Add beef stock and meat, tomatoes, barley, and thyme. Bring to boil, then reduce heat to low; simmer until barley is just tender, 45 to 50 minutes. Stir in parsley, season with salt and pepper to taste, and serve.

Rich Beef Stock

This recipe for a rich traditional beef stock delivers a stock with great body, lots of beefy flavor, and a generous amount of meat. It took 6 pounds of beef and bones to make it. Here’s why: Roasting and simmering just beef bones with some aromatic vegetables yielded beef stock that tasted like bone-enhanced vegetable liquid. We figured out that it was going to take more meat than bones to get deep beef flavor. We tested different cuts of beef and shanks, a common supermarket cut with exposed marrow bones, were our favorite, followed by marrow bone-enhanced chuck.

Not only was the shank meat soft and gelatinous, it was perfect for shredding and adding to our beef soups. We used one lone onion as our vegetable and enlivened the stock with a modest 1/2 cup of red wine. Unlike other traditional stocks, ours was done in about 2 1/2 hours and was a one-pot, stovetop-only affair. Note that you need only 2 cups of the cooked beef for our soups, but the leftover beef is delicious and also good for sandwiches. Use a Dutch oven or stock pot that holds 6 quarts or more for this recipe. Cooled stock and meat can be refrigerated separately for up to 4 days or frozen for up to 1 month before being used to make soup.

Makes about 8 cups stock and 6 cups meat. Total time: 2 hours, 45 minutes

2 tablespoons vegetable oil

1 large onion, chopped

6 pounds beef shanks, meat removed from bones and cut into large chunks, bones reserved, or 4 pounds beef chuck, cut into 3-inch chunks, plus 2 pounds marrow bones

1/2 cup dry red wine

8 cups boiling water

2 bay leaves

1/2 teaspoon salt

Heat 1 tablespoon oil in stockpot or Dutch oven over medium-high heat until shimmering. Add onion and cook, stirring occasionally, until slightly softened, 2 to 3 minutes. Transfer to large bowl.

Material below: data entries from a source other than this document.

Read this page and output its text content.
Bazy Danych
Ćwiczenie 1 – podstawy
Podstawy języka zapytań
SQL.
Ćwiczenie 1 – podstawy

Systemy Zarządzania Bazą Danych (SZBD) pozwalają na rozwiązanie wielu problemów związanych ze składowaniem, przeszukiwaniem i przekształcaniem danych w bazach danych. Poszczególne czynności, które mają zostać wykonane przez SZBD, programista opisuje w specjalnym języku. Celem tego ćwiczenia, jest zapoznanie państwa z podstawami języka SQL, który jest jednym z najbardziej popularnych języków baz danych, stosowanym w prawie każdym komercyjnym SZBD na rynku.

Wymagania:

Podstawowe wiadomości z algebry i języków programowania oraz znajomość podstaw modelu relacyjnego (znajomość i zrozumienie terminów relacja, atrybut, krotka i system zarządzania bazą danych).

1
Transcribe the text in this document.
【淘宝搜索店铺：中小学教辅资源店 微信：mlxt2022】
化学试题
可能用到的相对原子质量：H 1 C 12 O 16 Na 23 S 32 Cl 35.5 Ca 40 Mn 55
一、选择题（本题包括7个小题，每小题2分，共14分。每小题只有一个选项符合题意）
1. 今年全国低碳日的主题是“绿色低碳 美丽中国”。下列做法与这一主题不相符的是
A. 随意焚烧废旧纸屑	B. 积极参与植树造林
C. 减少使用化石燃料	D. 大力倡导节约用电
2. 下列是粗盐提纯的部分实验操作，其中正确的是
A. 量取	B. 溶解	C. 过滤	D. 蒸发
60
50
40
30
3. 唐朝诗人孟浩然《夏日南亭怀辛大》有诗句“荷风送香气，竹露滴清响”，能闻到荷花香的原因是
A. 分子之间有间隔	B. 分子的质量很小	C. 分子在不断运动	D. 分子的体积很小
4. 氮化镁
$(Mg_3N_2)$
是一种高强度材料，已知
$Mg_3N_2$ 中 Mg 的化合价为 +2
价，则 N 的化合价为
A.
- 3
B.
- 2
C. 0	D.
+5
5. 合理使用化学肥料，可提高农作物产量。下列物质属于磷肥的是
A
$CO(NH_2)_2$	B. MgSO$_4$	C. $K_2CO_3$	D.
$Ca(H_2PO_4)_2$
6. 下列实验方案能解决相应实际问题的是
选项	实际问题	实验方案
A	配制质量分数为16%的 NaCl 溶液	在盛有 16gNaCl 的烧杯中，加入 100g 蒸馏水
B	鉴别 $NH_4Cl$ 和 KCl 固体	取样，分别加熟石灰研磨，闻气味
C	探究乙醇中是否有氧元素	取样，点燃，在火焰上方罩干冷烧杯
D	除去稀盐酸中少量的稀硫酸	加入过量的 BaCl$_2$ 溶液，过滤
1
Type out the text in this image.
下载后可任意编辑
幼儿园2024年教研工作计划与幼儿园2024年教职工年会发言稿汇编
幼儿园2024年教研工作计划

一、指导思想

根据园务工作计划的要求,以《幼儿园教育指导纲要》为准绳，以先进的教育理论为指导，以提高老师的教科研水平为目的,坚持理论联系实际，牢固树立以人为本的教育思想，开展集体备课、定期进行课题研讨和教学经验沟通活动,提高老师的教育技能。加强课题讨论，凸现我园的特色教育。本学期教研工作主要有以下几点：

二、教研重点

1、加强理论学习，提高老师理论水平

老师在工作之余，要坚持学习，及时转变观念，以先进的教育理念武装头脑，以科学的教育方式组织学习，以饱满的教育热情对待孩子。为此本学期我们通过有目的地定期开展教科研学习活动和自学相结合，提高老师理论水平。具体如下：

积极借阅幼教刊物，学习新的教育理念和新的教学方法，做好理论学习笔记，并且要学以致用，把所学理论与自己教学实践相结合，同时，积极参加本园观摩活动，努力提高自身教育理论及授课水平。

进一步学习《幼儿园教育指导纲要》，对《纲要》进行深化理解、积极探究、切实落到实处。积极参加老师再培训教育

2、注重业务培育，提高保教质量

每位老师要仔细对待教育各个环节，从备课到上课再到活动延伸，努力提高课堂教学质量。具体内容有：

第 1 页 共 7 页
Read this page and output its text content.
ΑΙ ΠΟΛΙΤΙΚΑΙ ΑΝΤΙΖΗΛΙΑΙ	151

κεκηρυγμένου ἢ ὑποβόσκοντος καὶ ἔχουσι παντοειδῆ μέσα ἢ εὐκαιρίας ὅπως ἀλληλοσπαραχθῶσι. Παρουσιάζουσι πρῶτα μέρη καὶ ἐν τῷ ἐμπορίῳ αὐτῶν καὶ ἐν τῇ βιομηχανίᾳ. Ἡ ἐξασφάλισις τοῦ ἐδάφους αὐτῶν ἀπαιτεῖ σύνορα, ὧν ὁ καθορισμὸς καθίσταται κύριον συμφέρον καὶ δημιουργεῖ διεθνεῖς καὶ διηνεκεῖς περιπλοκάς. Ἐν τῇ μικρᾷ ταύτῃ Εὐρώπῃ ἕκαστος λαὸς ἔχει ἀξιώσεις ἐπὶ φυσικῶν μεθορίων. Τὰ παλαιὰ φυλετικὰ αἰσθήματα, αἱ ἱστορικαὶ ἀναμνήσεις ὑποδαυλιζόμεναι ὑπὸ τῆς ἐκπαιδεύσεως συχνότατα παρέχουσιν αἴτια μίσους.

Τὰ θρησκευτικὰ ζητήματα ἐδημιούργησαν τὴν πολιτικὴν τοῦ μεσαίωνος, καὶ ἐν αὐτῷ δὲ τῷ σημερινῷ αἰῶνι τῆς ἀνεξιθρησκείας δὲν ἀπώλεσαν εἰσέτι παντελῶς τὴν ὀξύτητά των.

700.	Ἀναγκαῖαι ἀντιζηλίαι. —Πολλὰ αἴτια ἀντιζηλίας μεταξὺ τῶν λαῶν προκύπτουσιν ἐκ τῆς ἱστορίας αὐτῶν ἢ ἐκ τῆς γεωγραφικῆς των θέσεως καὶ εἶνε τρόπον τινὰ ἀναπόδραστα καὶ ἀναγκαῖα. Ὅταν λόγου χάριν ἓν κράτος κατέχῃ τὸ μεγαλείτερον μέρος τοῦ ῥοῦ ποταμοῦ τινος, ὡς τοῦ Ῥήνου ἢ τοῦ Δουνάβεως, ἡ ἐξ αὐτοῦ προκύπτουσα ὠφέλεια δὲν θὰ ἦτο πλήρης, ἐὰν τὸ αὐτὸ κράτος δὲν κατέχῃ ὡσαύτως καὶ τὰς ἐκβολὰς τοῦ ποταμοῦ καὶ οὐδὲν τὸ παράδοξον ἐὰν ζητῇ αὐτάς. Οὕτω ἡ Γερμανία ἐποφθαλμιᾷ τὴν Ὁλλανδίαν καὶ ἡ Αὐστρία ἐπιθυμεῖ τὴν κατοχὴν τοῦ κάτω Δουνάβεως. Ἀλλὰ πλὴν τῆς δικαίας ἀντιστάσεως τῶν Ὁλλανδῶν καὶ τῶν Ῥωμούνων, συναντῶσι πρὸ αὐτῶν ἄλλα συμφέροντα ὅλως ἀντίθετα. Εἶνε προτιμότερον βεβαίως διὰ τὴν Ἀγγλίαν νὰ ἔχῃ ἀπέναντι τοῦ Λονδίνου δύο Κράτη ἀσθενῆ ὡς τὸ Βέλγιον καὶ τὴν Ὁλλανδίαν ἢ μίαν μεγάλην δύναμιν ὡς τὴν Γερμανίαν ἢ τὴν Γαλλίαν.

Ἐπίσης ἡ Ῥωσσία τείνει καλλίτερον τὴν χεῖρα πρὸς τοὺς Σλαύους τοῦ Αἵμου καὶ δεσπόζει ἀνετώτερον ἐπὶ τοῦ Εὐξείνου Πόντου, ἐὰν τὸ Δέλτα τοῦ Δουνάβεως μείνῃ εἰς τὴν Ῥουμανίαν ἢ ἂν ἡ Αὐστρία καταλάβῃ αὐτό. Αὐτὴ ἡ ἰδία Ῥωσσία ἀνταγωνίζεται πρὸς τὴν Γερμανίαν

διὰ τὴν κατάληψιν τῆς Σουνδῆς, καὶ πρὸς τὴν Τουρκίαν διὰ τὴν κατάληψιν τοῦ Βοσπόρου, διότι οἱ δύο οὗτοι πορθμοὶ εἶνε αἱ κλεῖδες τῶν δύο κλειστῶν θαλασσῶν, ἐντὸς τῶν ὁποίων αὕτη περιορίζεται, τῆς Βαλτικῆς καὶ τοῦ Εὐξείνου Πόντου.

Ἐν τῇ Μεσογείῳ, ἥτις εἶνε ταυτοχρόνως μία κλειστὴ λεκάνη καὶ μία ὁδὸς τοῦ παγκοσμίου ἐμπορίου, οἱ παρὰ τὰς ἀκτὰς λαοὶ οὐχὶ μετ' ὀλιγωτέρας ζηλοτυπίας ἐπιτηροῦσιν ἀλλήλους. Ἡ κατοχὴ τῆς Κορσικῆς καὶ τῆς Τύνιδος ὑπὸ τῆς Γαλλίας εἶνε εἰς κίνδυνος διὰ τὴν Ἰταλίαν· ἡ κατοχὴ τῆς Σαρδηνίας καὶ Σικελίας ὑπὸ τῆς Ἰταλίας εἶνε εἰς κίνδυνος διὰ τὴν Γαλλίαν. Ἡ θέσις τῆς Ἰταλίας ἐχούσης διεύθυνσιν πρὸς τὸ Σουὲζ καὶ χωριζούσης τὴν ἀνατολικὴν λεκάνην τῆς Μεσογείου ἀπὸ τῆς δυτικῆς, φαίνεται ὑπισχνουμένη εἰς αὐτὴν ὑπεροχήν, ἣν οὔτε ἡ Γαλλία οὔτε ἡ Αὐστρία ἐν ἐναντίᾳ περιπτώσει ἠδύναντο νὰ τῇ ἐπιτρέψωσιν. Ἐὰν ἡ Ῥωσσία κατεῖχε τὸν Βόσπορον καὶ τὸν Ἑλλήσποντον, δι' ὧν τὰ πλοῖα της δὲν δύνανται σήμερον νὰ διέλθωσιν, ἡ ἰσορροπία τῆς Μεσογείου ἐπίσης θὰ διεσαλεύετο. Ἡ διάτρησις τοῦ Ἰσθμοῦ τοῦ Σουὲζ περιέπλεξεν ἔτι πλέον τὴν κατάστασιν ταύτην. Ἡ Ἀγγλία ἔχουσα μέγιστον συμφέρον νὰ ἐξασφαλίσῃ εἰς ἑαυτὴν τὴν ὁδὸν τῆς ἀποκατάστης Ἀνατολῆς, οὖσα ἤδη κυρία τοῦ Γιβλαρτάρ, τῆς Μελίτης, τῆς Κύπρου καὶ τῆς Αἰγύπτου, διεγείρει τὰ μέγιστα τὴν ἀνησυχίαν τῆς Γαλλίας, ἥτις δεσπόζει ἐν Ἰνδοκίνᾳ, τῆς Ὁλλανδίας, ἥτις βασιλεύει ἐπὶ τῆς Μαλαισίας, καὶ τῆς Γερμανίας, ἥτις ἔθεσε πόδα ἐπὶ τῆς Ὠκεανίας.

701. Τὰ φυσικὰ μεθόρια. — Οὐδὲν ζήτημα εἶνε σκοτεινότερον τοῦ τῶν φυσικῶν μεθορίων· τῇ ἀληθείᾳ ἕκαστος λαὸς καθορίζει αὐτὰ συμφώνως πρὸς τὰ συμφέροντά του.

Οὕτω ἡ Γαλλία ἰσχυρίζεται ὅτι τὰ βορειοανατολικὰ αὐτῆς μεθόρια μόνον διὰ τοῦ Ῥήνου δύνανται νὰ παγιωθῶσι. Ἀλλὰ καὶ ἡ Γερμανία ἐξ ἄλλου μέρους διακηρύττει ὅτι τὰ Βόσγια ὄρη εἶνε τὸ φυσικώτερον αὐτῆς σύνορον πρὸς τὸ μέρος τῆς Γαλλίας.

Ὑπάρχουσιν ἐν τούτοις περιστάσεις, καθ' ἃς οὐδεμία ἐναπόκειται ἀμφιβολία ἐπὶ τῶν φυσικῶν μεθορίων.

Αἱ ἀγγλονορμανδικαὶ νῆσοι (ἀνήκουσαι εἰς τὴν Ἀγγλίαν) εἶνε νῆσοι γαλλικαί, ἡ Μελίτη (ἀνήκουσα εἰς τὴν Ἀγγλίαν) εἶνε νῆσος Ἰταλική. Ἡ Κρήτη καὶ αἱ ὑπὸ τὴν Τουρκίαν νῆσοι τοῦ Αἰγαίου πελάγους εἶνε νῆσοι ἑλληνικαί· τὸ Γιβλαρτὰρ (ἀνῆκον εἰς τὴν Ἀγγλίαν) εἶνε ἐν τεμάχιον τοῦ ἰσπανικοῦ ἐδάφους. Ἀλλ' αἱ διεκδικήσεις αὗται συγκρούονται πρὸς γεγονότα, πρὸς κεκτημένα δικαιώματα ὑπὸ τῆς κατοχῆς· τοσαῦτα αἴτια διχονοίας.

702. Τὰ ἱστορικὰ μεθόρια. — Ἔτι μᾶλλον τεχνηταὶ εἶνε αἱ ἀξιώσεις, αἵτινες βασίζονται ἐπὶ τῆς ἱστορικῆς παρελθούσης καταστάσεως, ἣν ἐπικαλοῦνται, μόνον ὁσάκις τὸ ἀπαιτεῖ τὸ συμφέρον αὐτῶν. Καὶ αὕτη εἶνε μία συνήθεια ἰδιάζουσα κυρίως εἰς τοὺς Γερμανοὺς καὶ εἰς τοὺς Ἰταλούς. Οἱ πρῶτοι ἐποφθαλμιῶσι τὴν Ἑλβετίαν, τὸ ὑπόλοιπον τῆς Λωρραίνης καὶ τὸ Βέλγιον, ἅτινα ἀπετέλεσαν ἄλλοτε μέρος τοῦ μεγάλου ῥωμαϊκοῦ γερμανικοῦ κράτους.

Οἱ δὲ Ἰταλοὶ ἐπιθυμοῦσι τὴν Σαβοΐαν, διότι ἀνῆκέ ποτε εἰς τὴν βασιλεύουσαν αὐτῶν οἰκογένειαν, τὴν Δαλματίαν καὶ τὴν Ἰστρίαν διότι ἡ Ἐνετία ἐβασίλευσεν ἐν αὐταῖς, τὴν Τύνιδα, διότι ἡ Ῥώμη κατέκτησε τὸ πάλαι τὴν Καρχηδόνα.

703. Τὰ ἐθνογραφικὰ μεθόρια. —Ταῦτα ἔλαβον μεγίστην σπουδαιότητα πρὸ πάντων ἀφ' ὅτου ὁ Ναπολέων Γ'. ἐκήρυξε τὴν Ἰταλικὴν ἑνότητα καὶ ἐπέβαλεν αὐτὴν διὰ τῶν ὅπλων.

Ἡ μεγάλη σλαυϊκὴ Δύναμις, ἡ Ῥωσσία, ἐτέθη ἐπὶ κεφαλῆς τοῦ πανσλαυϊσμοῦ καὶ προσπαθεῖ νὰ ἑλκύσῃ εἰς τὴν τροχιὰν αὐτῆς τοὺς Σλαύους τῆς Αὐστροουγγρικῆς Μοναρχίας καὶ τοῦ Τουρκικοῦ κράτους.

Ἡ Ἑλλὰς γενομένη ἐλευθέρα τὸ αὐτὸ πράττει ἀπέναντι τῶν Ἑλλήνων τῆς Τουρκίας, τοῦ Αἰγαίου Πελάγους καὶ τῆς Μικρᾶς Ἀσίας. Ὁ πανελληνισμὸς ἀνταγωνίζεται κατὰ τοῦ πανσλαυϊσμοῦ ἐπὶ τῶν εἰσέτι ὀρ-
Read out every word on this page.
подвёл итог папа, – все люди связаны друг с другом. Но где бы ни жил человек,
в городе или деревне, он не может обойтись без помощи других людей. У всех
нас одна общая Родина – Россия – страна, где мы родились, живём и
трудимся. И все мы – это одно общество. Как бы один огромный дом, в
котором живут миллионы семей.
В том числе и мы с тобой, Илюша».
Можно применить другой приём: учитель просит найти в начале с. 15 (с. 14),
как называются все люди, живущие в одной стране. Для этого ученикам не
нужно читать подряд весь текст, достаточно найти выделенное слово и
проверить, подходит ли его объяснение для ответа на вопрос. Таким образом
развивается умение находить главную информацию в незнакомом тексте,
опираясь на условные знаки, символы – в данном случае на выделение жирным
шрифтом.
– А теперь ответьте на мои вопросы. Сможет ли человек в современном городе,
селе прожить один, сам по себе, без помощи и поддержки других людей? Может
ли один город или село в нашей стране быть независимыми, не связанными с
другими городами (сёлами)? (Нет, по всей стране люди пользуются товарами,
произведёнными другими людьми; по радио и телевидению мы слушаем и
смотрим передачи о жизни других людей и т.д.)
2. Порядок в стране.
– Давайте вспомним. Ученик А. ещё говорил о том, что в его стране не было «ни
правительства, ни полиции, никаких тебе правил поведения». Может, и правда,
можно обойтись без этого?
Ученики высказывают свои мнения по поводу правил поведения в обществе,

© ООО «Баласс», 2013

Brown meat and bones on all sides in 3 or 4 batches, about 5 minutes per batch, adding remaining oil to pot as necessary; do not overcrowd. Transfer to bowl with onion. Add wine to pot and cook, scraping up any browned bits, until wine is reduced to about 3 tablespoons, about 2 minutes. Return browned beef and onion to pot. Reduce heat to low, cover, and cook until meat releases its juices, about 20 minutes. Increase heat to high; add boiling water, bay leaves, and salt. Bring to boil, then reduce heat to low, cover, and simmer slowly until meat is tender and stock is flavorful, 1 1/2 to 2 hours, skimming foam off surface. Strain stock through fine-mesh strainer and discard bones and onion; reserve meat for soup or other use.

Let stock settle for 5 to 10 minutes, then defat using wide, shallow spoon or fat separator.

Per serving: 439 calories; 199 calories from fat; 22 g fat (2 g saturated; 0 g trans fats); 59 mg cholesterol; 540 mg sodium; 21 g carbohydrate; 5 g fiber; 4 g sugar; 36 g protein.